Garage Contaminant Transport

About Garage Contaminants as Indoor Air Pollutants

Garages can be major sources of IAQ pollutants including exhaust from cars, yard equipment and generators, fumes from paints, and chemicals (including those within your car itself). When garages are attached to houses, those pollutants can migrate through the garage-house interface and into the living space, increasing exposure. Garages with more common surfaces (e.g tuck under) will typically communicate more with the living space than garages with less (e.g. attached on one side). Houses with furnaces located in the garage or forced-air-conditioned garages can have additional communication when pressures induced by the air handler can pull or push garage air into the house through the duct system.

Steps to minimize contaminant transport into the living space include air-sealing of the house-garage interface and depressurizing the garage with mechanical ventilation. One common problem that is easy to fix are crawl space access hatches that are accessed from the garage; these can be made much more airtight through the use of solid materials like plywood instead of loose or connected separate planks. Other gaps, cracks, or baypasses in the garage-houses interface (especially the corners, near the sill and top plates, and cutouts around doors) can be addressed with rigid materials, caulks, tapes, and foams. Homes with furnaces in the garages should air seal the furnace cabinet and all ductwork in the garage. In our findings, air sealing the garage ducts was never effective enough to eliminate that path of exposure.

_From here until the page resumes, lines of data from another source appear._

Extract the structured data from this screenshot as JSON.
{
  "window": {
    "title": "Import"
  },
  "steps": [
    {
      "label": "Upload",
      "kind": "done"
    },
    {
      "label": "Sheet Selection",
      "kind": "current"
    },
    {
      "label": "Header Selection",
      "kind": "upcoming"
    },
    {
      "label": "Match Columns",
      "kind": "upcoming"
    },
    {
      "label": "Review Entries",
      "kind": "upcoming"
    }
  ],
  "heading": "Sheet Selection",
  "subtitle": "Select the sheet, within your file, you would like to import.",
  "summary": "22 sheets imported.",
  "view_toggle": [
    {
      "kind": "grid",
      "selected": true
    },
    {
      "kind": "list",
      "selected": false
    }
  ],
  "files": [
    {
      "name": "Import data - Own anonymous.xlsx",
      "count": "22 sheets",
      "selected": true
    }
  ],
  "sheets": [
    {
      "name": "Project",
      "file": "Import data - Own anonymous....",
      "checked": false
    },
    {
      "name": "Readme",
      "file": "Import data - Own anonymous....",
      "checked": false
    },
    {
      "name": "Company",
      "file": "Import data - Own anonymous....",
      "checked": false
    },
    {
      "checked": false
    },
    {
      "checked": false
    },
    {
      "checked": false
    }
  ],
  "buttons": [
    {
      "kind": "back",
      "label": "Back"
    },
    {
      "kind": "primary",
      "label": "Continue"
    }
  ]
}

In addition to air sealing, depressurizing the garage with an exhaust fan is the best way to ensure that contaminant transport is minimized. There is no one-size-fits-all solution to garages, and the fan size best fan size for a garage will depend on the leakiness to both inside and outside, the size, design, and condition of the garage-house interface, and the type and magnitude of pollutants generated in the garage. For example, a tuck under garage with an older car that backs in, dust-generating activities (like metal work or wood cutting), and lots of paint and pesticide storage will need a larger fan than a side-attached garage with an electric car and not much else. In general, ICRT believes that a fan with ~100 CFM (Cubic Feet per Minute) of flow per number of car bays will be sufficient for most garages without excessive bypasses in the garage-house interface.